Statistical analysis of changes in group performance during phase 2
Analyses used SAS v 9.1 (SAS Institute, Cary, North Carolina, USA) and R software package v 0.10–16 (R Foundation for Statistical Computing, Vienna, Austria). We calculated each of the 16 performance measures for the first of each month from February 1, 2007 through February 1, 2010. This yielded a 37-point time series for each measure. For the current analysis, we concentrated only on data from months 24–37. To determine whether changes in performance over this time period were statistically significant, a linear model was fit to each time series using time (ie, month) as a continuous predictor, as described previously.
5 Next, we determined the autoregressive order of the model residuals by minimizing Akaike's information criterion.
12 Finally, we fit a linear regression model with autoregressive errors (using the appropriate number of autoregressive parameters, if any were necessary) to each series. These fitted models were used to test statistical significance.
13 To ensure model validity, we examined several residual diagnostics, the Jarque–Bera and the Shapiro–Wilk tests for normality of residuals, and normal Q-Q and autocorrelation plots.

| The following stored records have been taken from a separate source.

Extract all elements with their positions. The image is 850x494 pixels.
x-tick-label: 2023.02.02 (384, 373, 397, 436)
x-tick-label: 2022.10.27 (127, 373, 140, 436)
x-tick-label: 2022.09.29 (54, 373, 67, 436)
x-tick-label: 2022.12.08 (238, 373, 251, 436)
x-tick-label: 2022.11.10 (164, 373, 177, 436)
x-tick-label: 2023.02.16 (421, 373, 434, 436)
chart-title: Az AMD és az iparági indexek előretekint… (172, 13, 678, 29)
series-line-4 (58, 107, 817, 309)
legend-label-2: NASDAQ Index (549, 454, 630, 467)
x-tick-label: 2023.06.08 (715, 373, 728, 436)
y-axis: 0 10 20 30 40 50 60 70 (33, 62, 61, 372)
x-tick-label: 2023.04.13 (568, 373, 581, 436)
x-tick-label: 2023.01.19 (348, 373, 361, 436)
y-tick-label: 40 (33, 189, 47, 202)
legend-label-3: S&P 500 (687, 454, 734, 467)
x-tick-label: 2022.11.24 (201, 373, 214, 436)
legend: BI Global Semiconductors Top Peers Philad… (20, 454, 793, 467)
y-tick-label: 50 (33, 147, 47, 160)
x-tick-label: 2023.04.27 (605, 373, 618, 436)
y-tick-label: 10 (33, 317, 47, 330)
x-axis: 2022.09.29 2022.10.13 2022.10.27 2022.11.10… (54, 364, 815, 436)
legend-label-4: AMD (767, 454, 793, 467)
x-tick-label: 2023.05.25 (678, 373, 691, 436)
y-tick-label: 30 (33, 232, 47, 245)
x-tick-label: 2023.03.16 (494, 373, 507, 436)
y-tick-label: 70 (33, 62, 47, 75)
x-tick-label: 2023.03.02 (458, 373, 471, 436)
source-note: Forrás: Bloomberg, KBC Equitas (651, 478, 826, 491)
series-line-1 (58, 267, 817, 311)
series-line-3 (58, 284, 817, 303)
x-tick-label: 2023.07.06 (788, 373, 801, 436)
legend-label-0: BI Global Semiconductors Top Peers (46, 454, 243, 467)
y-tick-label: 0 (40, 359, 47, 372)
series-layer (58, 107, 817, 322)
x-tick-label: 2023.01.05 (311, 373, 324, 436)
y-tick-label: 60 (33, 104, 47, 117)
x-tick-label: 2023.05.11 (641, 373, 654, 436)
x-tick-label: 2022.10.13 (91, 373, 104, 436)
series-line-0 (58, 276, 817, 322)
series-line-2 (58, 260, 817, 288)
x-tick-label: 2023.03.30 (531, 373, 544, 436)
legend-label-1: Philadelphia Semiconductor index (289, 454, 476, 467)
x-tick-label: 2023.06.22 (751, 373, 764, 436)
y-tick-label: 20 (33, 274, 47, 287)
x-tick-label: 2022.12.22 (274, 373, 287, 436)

14–16Changes during phase 2 for physicians with low performance at the end of phase 1
In addition to the time series analyses, we conducted analyses to specifically examine changes in performance for physicians at the low end of the range within the practice. As described above, these physicians were the real target of the phase 2 intervention. We anticipated that the overall changes in performance across all physicians would be relatively small during phase 2 because most physicians were already near the ceiling of attainable quality for many process of care measures (ie, near 100% for prescribing recommended medications) and for preventive care measures most physicians were actively using the clinical decision support tools and performance was still rising at a steady pace.

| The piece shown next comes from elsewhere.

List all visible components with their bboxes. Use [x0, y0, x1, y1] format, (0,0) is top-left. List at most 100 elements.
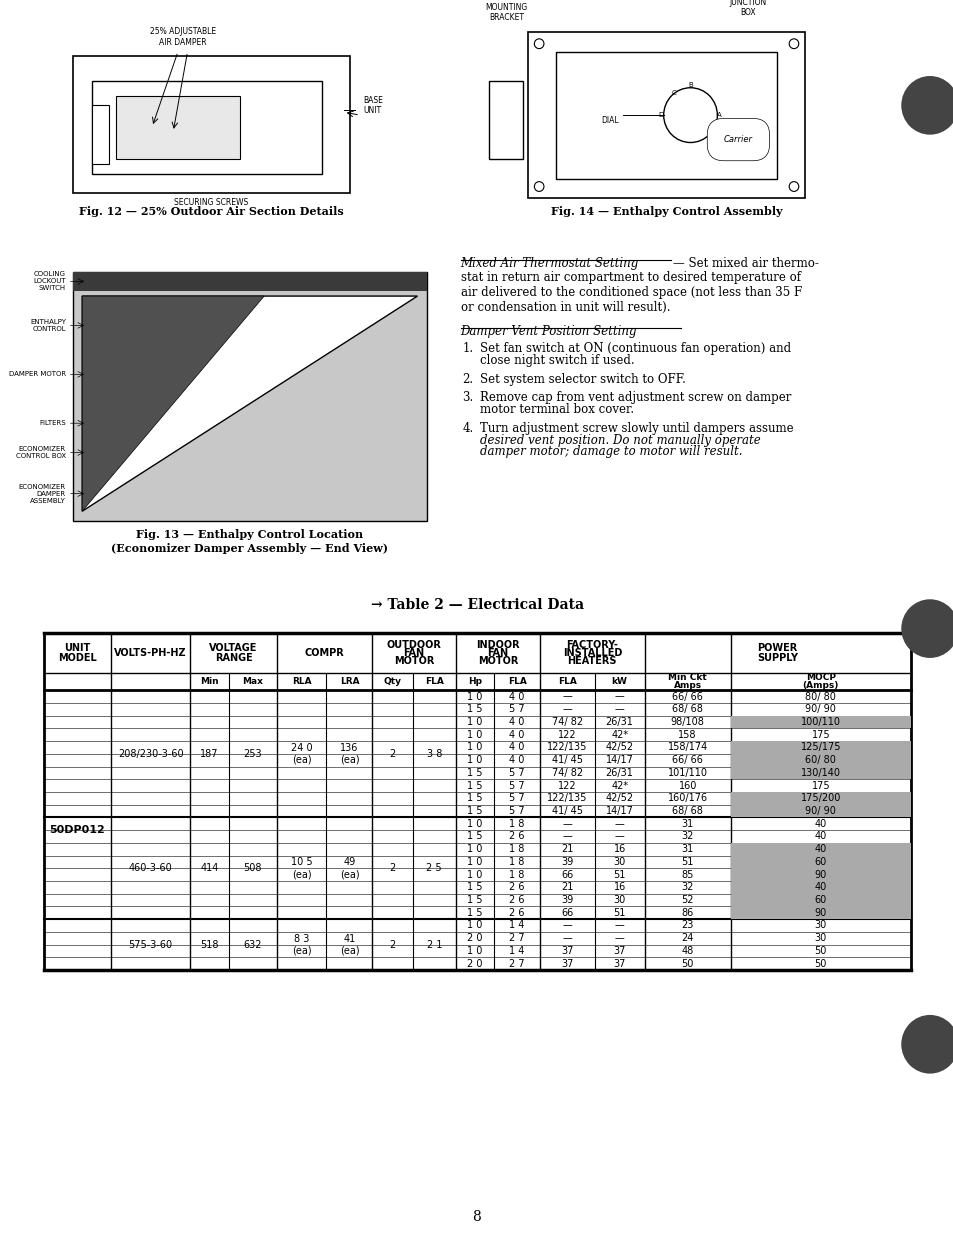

To examine changes at the physician level, we developed two composite measures, one for the seven recommended medications for patients with coronary artery disease (four measures) and/or heart failure (three measures), and one for the five preventive services. For each physician in the practice throughout the entire study period (N=31), we identified all patients eligible for each of the composite measures at the start and end of phase 2 who did not have an exception recorded. We then determined whether the medication was prescribed and determined the performance (percent satisfied). Thus, if a physician had five patients eligible for all coronary artery disease measures and four eligible for all heart failure measures, none of which had an exception documented, the physician would have 32 eligible measures and a range of possible performance from 0 to 32. Performance was reported as percent satisfied, as described above. For each of the two composite measures, we compared differences in the mean improvement in performance during phase 2 for the 15 physicians whose performance was below the median and the 15 physicians whose performance was above the median using two-sample t tests.